1769-04-15, de Voltaire [François Marie Arouet] à Louis François Armand Du Plessis, duc de Richelieu.

Après douze accès de fièvre dont je me suis tiré tout seul, je remplis en revenant pour quelque tems à la vie un des devoirs les plus chers à mon cœur en vous renouvellant, Monseigneur, un attachement qui ne peut finir qu'avec moi.

Je dois d'abord vous dire, comme au chef de l'académie, que j'ai fait à l'égard de la religion tout ce que la bienséance éxige d'un homme qui est d'un corps à qui le mépris de ces bienséances pourait attirer une partie des reproches que l'on eût fait à ma mémoire. J'ai déclaré même que je voulais mourir dans la religion professée par le Roi, et reçue dans l'état. Je crois avoir prévenu par là toutes les interprétations malignes qu'on pourait faire de cette action de citoien, et je me flatte que vous m'aprouvez. Je suis d'ailleurs dans un diocèse ultramontain gouverné par un Evêque fanatique qui est un très méchant homme, et dont il fallait désarmer la superstition et la malice.

Si on vous parlait de cette avanture, par hazard, j'espère que vous me rendriez la justice que j'attends de la bonté de vôtre cœur. Si vous savez railler ceux qui vous sont attachés, vous savez encor plus leur rendre de bons offices, et je compte plus sur vôtre protection que sur vos plaisanteries, dans une occasion qui après tout ne laisse pas d'avoir quelque chose de sérieux.

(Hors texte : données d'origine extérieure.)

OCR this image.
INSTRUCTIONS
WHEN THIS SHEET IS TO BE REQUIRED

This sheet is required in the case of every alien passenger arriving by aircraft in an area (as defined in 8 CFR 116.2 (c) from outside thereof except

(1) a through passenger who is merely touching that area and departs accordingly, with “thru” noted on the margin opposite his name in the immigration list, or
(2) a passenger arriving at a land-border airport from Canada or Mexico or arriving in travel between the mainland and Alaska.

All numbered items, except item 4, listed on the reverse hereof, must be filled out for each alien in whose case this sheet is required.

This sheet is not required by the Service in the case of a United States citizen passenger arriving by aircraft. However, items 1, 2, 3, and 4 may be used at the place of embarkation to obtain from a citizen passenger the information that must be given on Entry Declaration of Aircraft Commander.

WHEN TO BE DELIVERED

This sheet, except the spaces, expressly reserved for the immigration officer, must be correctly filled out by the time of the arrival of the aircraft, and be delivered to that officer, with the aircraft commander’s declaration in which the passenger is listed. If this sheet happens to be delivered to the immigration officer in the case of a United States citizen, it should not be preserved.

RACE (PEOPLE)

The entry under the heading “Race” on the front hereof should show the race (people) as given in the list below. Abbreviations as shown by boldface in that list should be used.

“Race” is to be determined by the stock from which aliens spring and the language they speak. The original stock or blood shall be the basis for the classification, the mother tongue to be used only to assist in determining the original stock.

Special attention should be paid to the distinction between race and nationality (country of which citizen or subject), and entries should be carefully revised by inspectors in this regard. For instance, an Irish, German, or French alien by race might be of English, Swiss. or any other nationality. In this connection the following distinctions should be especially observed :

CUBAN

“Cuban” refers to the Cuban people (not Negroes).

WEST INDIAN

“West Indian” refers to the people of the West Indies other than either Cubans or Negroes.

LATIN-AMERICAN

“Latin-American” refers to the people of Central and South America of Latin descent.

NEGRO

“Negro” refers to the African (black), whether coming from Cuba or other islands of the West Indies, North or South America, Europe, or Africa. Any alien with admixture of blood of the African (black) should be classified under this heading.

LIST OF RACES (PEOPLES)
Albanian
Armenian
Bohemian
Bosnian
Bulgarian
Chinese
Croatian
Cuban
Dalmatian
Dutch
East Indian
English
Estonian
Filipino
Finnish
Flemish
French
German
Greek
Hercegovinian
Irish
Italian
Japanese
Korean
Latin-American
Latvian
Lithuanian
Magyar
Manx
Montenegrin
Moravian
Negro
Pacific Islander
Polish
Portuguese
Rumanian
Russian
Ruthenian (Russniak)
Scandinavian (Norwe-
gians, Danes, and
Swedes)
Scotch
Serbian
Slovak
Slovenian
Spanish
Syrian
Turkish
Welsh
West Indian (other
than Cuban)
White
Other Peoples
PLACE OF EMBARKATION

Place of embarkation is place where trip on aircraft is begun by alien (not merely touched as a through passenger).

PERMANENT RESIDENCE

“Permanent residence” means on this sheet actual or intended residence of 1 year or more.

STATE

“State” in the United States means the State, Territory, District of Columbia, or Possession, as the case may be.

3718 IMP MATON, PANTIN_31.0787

Une chose non moins sérieuse pour moi, est la dernière Lettre dont vous m'aviez honoré. Vous m'y disiez que vous aviez daigné commencer un petit écrit, dans lequel vous aviez la bonté de m'avertir des méprises où je pouvais être tombé sur quelques anecdotes du siècle de Louïs 14. Si vous aviez persisté dans cette bonne volonté j'en aurais profité pour les nouvelles éditions qui se font à Genêve, à Leipsick et dans Avignon.

Il y a à la vérité dans cette histoire quelques anecdotes bien étonnantes: celle de l'homme au masque de fer dont vous connaissez toute la vérité; celle du traitté secrêt de Louïs 14 avec Léopold, ou plutôt avec le prince Lobcovitz pour ravir la Flandre à son beaufrère encor enfant, traitté singulier qui éxiste dans le dépôt des affaires étrangères, et dont j'ai eu la copie; la révélation de la confession de Philippe 5 faitte au Duc D'Orléans Régent par le Jésuite D'Aubenton, friponerie plus ordinaire qu'on ne croit, et dont Mr le Comte de Fuentes, et mr Le Duc De Villa Hermosa ont la preuve en main; la conduite et la condamnation de ce pauvre fou de Lally d'après deux journaux très éxacts. Enfin, je n'ai écrit que les choses dont j'ai eu la preuve, ou dont j'ai été témoin moi même. Je ne crois pas que jamais aucun historien ait fait l'histoire de son tems avec plus de vérité, et en même tems avec plus de circonspection. Mais de toutes les vérités que j'ai dites, les plus intéressantes pour moi sont celles qui célêbrent vôtre gloire. Si je me suis trompé dans quelques occasions j'ai droit de m'adresser à vous pour être remis sur la voie. Vous savez que Polybe fut instruit plus d'une fois par Scipion.

Il y aura incessamment une nouvelle édition du Siècle de Louis 14 in quarto. Mr Le Comte De st Florentin m'a mandé qu'il n'y aurait aucun inconvénient à la présenter au Roi, mais je ne ferai rien sans vôtre aprobation. Vous savez que je suis sans aucun empressement sur ces bagatelles; je sais il y a longtems avec quelle indifférence elles sont reçues, et qu'on ne doit guères attendre de compliments que de la postérité, mais daignez songer que j'ai travaillé pour elle et pour vous. Je touche à cette postérité, et vos bontés me rendent le tems présent suportable.

Agréez, Monseigneur, mon tendre respect.